The Art of Disruption

"That's why I have said that art is energy. That energy is achieved by disrupting the normative art form, which creates fissures in the form along which the energy travels and along which the audience achieves, accomplishes, perceives it, receives and transforms it... In art, in writing: passion, intelligence, vision, imagination, intuition provide the heat that causes the disruption. New form is revealed." ---From IS by Martin Nakell

On Creativity...

Perhaps the nature of creativity is not vertical but horizontal. Perhaps there are no hierarchies, prescribed orders, or canonical convictions. The tree makes music as beautiful as the snake with its sinusoidal rhythm that sounds as mesmerizing as the storm ripping apart the earth with the cadence of its waves and the pizzicato of rain drops landing on the back of slaves who moan a song as ancient as all the hurt in the world. We are all playing in the field of the gods, creating when the gods are not looking. --The Lesser Violin

The wisdom of my characters.

I wish I had the wisdom of my characters. I wish I could source words out of thin air, I wish I could chew on grass and distil wisdom, I wish I could compose a fragrance and die by it, I wish I could speak like a bird, I wish my body could vibrate and sing eternal songs, I wish I could get naked and offer my robe to the hateful, I wish I could walk the nights and talk to the cats, I wish I could paint the face of everyman.
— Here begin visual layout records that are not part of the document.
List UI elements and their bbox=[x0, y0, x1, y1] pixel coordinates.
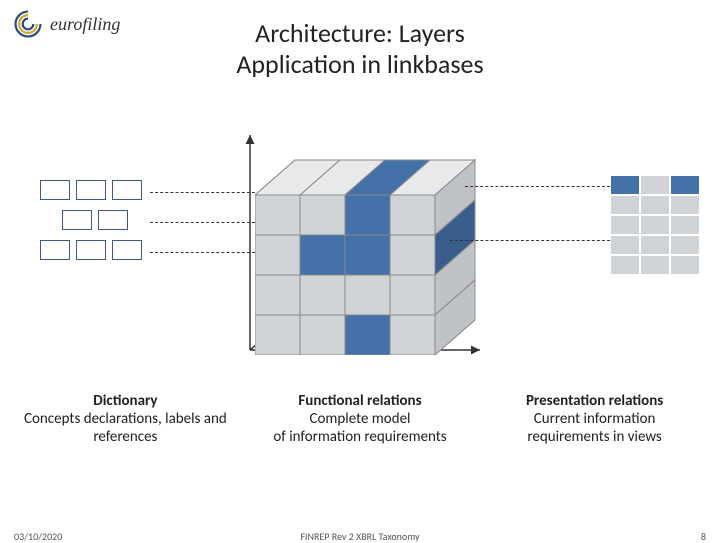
label-heading: Presentation relations bbox=[484, 392, 705, 410]
connector-line bbox=[150, 192, 255, 193]
label-dictionary: Dictionary Concepts declarations, labels… bbox=[15, 392, 236, 446]
dict-box bbox=[112, 180, 142, 200]
footer-page: 8 bbox=[701, 530, 706, 543]
dict-box bbox=[40, 180, 70, 200]
label-desc: Concepts declarations, labels and refere… bbox=[15, 410, 236, 446]
labels-row: Dictionary Concepts declarations, labels… bbox=[0, 392, 720, 446]
page-title: Architecture: Layers Application in link… bbox=[0, 18, 720, 80]
label-heading: Functional relations bbox=[250, 392, 471, 410]
label-desc: Current information bbox=[484, 410, 705, 428]
title-line-1: Architecture: Layers bbox=[255, 17, 465, 49]
dict-box bbox=[98, 210, 128, 230]
dict-box bbox=[40, 240, 70, 260]
connector-line bbox=[150, 222, 255, 223]
dict-box bbox=[112, 240, 142, 260]
label-desc: Complete model bbox=[250, 410, 471, 428]
dict-box bbox=[62, 210, 92, 230]
cube-icon bbox=[255, 145, 480, 360]
dictionary-boxes bbox=[40, 180, 142, 270]
connector-line bbox=[450, 240, 610, 241]
title-line-2: Application in linkbases bbox=[236, 48, 483, 80]
dict-box bbox=[76, 240, 106, 260]
label-desc: of information requirements bbox=[250, 428, 471, 446]
label-functional: Functional relations Complete model of i… bbox=[250, 392, 471, 446]
footer-center: FINREP Rev 2 XBRL Taxonomy bbox=[0, 530, 720, 543]
label-presentation: Presentation relations Current informati… bbox=[484, 392, 705, 446]
label-desc: requirements in views bbox=[484, 428, 705, 446]
connector-line bbox=[465, 186, 610, 187]
dict-box bbox=[76, 180, 106, 200]
connector-line bbox=[150, 252, 255, 253]
label-heading: Dictionary bbox=[15, 392, 236, 410]
diagram bbox=[0, 120, 720, 380]
presentation-table bbox=[610, 175, 700, 275]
But no, that is not happening.

Why do we need the novel?

The relationship between a reader and a narrator is as intense and emotionally complex as any relationship between that reader and another human being. The slow accumulation of the soul of the other, a satisfying human need, occurs in the turning of pages and the deciphering of life as rendered by prose. The novel provides an intercourse with selves, albeit imagined, but just as real. And as the contemporary self is being obliterated by the continuous fragmentation of attention and time, we need the novel more than ever.

Egon Schiele

Transcending hate with books

It is not about religion, that is the easy way out. It is not about idiocy, for you would need to be almost mentally retarded. It may be about the very essence of the human condition, a malleable mush, a fertile ground. We are children of our time, of our town, and of our ignorance. So how do we transcend? With books, naturally.

The Library as Paradise

“I have always imagined that Paradise will be a kind of library.” --Jorge Luis Borges

And as I walk through the cities whose people still believe in libraries and bookstores, I feel as if I am walking through Paradise. And for as long as I can, I will suspend my disbelief. I will go on dreaming.
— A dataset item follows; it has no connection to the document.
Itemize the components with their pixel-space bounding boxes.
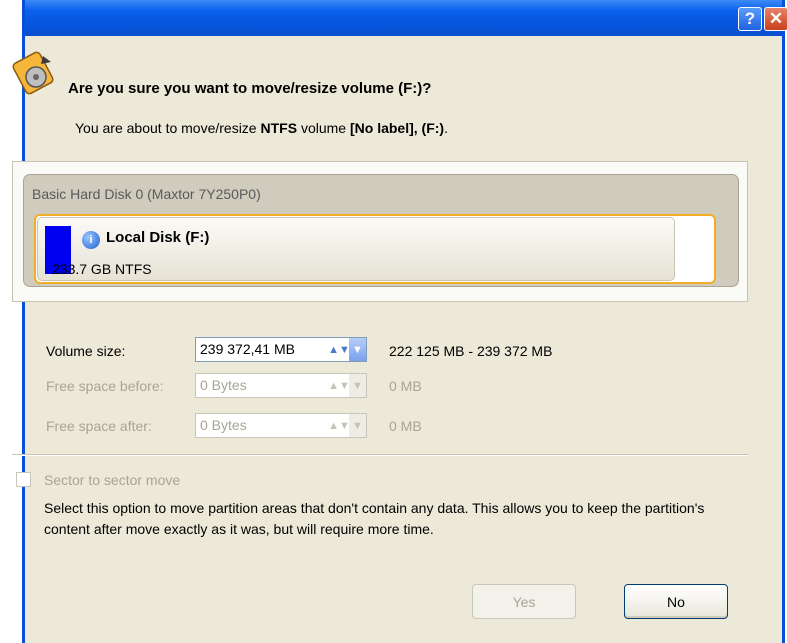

Writing from the unconscious

According to Robert Olen Butler, "the nonartist knows exactly the effect they wish to have on the reader before they write a single word." Of the artist he says: “[T]he artist does not know. She doesn’t know what she knows about the world until she creates the object. For the artist, the writing of a work of art is as much an act of exploration as it is expression, an exploration of images, of moment-to-moment sensual experience. And this exploration comes from the nature of the artistic process.”
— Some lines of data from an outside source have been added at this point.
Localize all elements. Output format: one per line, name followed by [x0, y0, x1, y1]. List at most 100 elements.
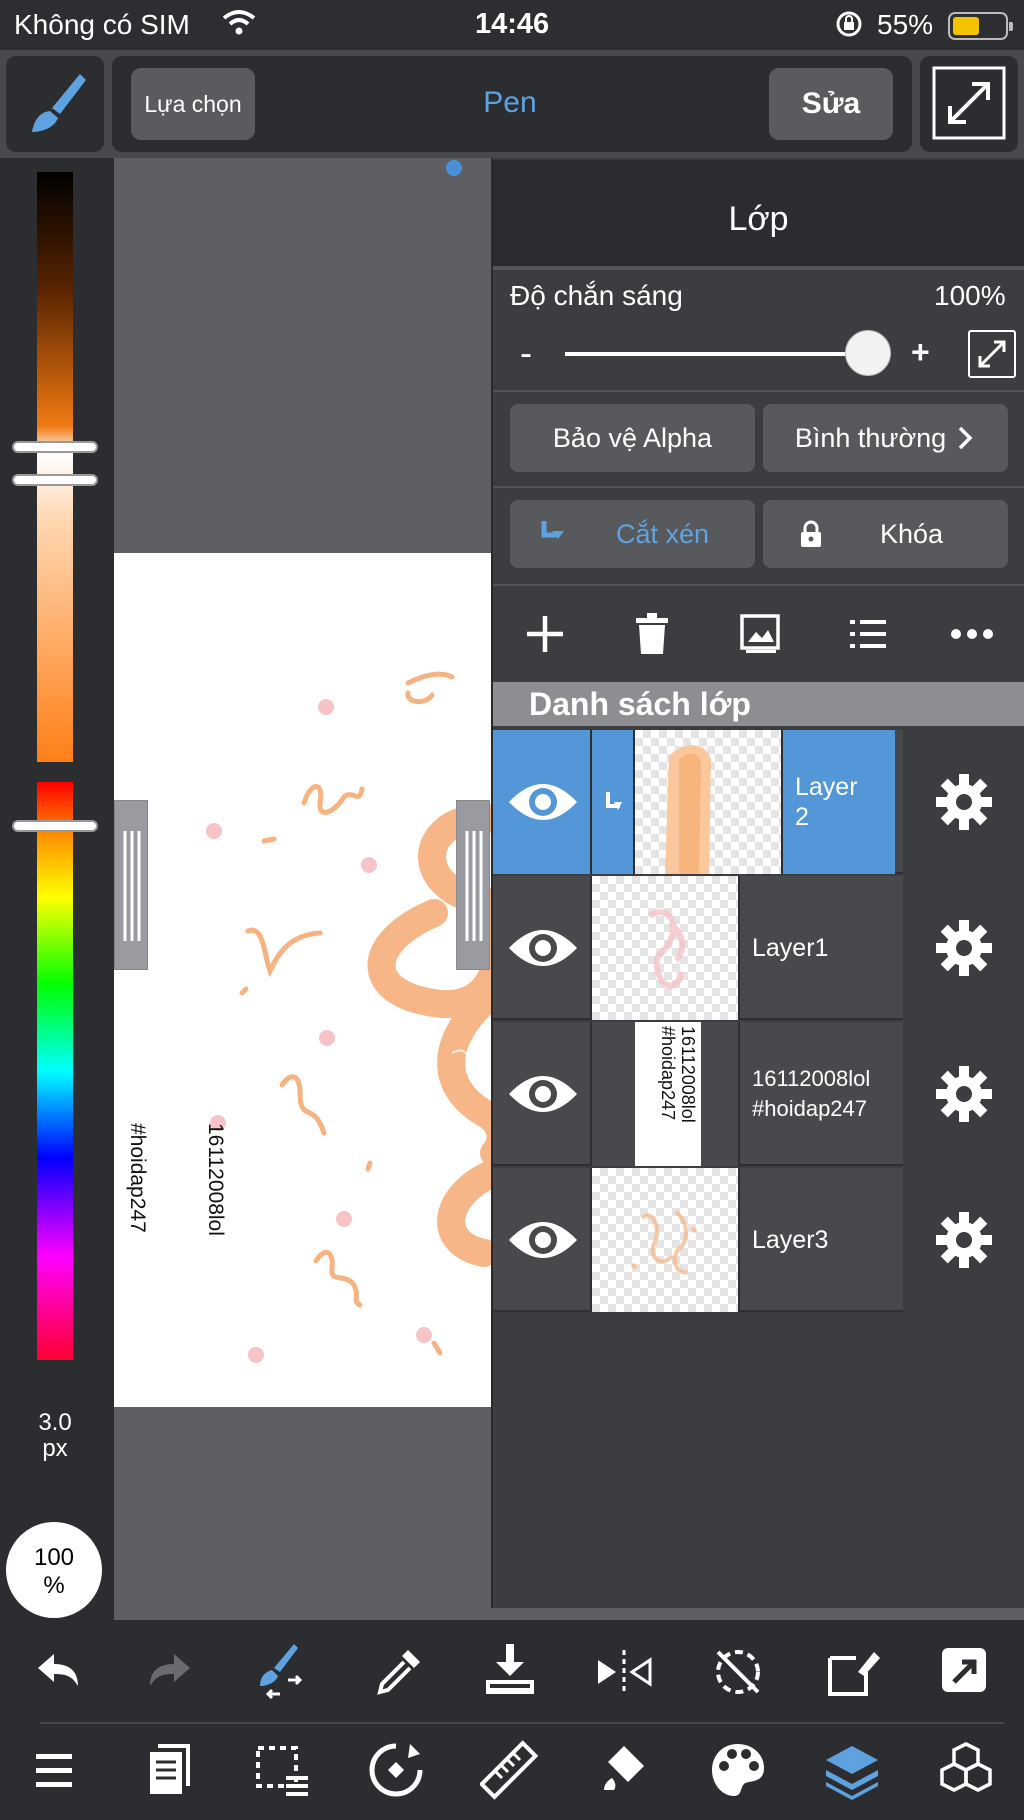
brush-icon — [32, 74, 86, 132]
opacity-slider-knob[interactable] — [845, 330, 891, 376]
undo-icon[interactable] — [28, 1642, 88, 1702]
layer-name-text: 16112008lol #hoidap247 — [752, 1066, 871, 1121]
image-icon[interactable] — [738, 612, 782, 656]
divider — [493, 268, 1024, 270]
flip-icon[interactable] — [594, 1642, 654, 1702]
gear-icon — [935, 920, 992, 976]
drawing-canvas[interactable]: 16112008lol #hoidap247 — [114, 553, 494, 1407]
divider — [493, 584, 1024, 586]
layer-panel-title: Lớp — [728, 200, 789, 238]
layer-row[interactable]: Layer3 — [493, 1168, 1024, 1312]
layer-settings-button[interactable] — [903, 876, 1024, 1020]
shade-slider-handle-top[interactable] — [12, 441, 98, 453]
redo-icon[interactable] — [140, 1642, 200, 1702]
brush-size-unit: px — [42, 1435, 68, 1462]
menu-icon[interactable] — [28, 1740, 88, 1800]
gear-icon — [935, 1066, 992, 1122]
carrier-label: Không có SIM — [14, 9, 190, 40]
layer-visibility-toggle[interactable] — [493, 1168, 592, 1312]
rotation-lock-icon — [836, 11, 862, 37]
add-icon[interactable] — [523, 612, 567, 656]
share-icon[interactable] — [936, 1642, 996, 1702]
eye-icon — [509, 1222, 577, 1258]
opacity-label: Độ chắn sáng — [510, 280, 683, 311]
brush-opacity-button[interactable]: 100 % — [6, 1522, 102, 1618]
alpha-protect-button[interactable]: Bảo vệ Alpha — [510, 404, 755, 472]
layers-icon[interactable] — [822, 1740, 882, 1800]
blend-mode-button[interactable]: Bình thường — [763, 404, 1008, 472]
selection-button[interactable]: Lựa chọn — [131, 68, 255, 140]
layer-row[interactable]: Layer1 — [493, 876, 1024, 1020]
expand-icon — [978, 340, 1006, 368]
blend-mode-label: Bình thường — [794, 422, 947, 453]
pages-icon[interactable] — [140, 1740, 200, 1800]
gear-icon — [935, 774, 992, 830]
canvas-right-grip[interactable] — [456, 800, 490, 970]
opacity-slider[interactable] — [565, 352, 865, 356]
layer-settings-button[interactable] — [903, 1168, 1024, 1312]
layer-name[interactable]: Layer1 — [740, 876, 900, 1020]
rotate-icon[interactable] — [366, 1740, 426, 1800]
lock-icon — [800, 520, 821, 547]
layer-visibility-toggle[interactable] — [493, 876, 592, 1020]
shade-slider-handle-bottom[interactable] — [12, 474, 98, 486]
thumb-text-line1: 16112008lol — [678, 1026, 698, 1123]
opacity-decrease-button[interactable]: - — [520, 332, 532, 374]
lock-button[interactable]: Khóa — [763, 500, 1008, 568]
battery-percent: 55% — [877, 9, 934, 40]
lock-label: Khóa — [879, 518, 944, 549]
eye-icon — [509, 1076, 577, 1112]
selection-icon[interactable] — [252, 1740, 312, 1800]
hue-slider[interactable] — [37, 782, 73, 1360]
current-tool-name[interactable]: Pen — [440, 86, 580, 120]
transform-icon[interactable] — [822, 1642, 882, 1702]
eyedropper-icon[interactable] — [368, 1642, 428, 1702]
materials-icon[interactable] — [936, 1740, 996, 1800]
brush-size-readout[interactable]: 3.0 px — [22, 1410, 88, 1462]
save-icon[interactable] — [480, 1640, 540, 1700]
layer-name-text: Layer 2 — [795, 773, 858, 831]
layer-clip-indicator — [592, 730, 635, 874]
wifi-icon — [222, 10, 256, 35]
layer-row[interactable]: Layer 2 — [493, 730, 1024, 874]
color-shade-slider[interactable] — [37, 172, 73, 762]
clip-arrow-icon — [606, 792, 622, 810]
clock: 14:46 — [475, 8, 550, 40]
opacity-value: 100% — [934, 280, 1006, 311]
layer-visibility-toggle[interactable] — [493, 730, 592, 874]
palette-icon[interactable] — [708, 1740, 768, 1800]
divider — [40, 1722, 1004, 1724]
hue-slider-handle[interactable] — [12, 820, 98, 832]
list-icon[interactable] — [846, 612, 890, 656]
layer-row[interactable]: 16112008lol #hoidap247 16112008lol #hoida… — [493, 1022, 1024, 1166]
canvas-left-grip[interactable] — [114, 800, 148, 970]
more-icon[interactable] — [950, 612, 994, 656]
ruler-icon[interactable] — [480, 1740, 540, 1800]
eye-icon — [509, 784, 577, 820]
fill-icon[interactable] — [594, 1740, 654, 1800]
edit-button[interactable]: Sửa — [769, 68, 893, 140]
layer-name[interactable]: Layer 2 — [783, 730, 895, 874]
clipping-button[interactable]: Cắt xén — [510, 500, 755, 568]
clip-arrow-icon — [541, 521, 564, 539]
brush-tool-button[interactable] — [6, 56, 104, 152]
brush-swap-icon[interactable] — [250, 1640, 310, 1700]
layer-panel-expand-button[interactable] — [968, 330, 1016, 378]
layer-settings-button[interactable] — [903, 1022, 1024, 1166]
trash-icon[interactable] — [632, 612, 672, 656]
thumb-text-line2: #hoidap247 — [658, 1026, 678, 1121]
layer-thumbnail — [592, 876, 740, 1020]
layer-name[interactable]: 16112008lol #hoidap247 — [740, 1022, 905, 1166]
layer-thumbnail — [592, 1168, 740, 1312]
brush-opacity-value: 100 — [33, 1544, 75, 1571]
page-indicator-dot-active — [446, 160, 462, 176]
clipping-label: Cắt xén — [615, 518, 710, 549]
doodle-strokes — [239, 671, 494, 1356]
layer-name[interactable]: Layer3 — [740, 1168, 900, 1312]
rotate-off-icon[interactable] — [708, 1642, 768, 1702]
opacity-increase-button[interactable]: + — [911, 334, 930, 371]
layer-settings-button[interactable] — [903, 730, 1024, 874]
fullscreen-button[interactable] — [920, 56, 1018, 152]
chevron-right-icon — [958, 426, 973, 450]
layer-visibility-toggle[interactable] — [493, 1022, 592, 1166]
Shouldn't we all write that way, from the white center inside?

The state of our literary nation is fractured

According to Ezra Pound, [we live] “in a country in love with amateurs, in a country where the incompetent have such beautiful manners and personalities so fragile and charming that one cannot bear to injure their feelings by the introduction of competent criticism.”

So how, then, do we identify good writing? It is now plain that any debate over who is, or is not, a better writer, or what is, or is not, a more legitimate writing is, for the most part, a surrogate social struggle. The more pertinent questions are what is the community being addressed in the writing, how does the writing participate in the constitution of this audience, and is it effective in doing so. The state of our literary nation is fractured.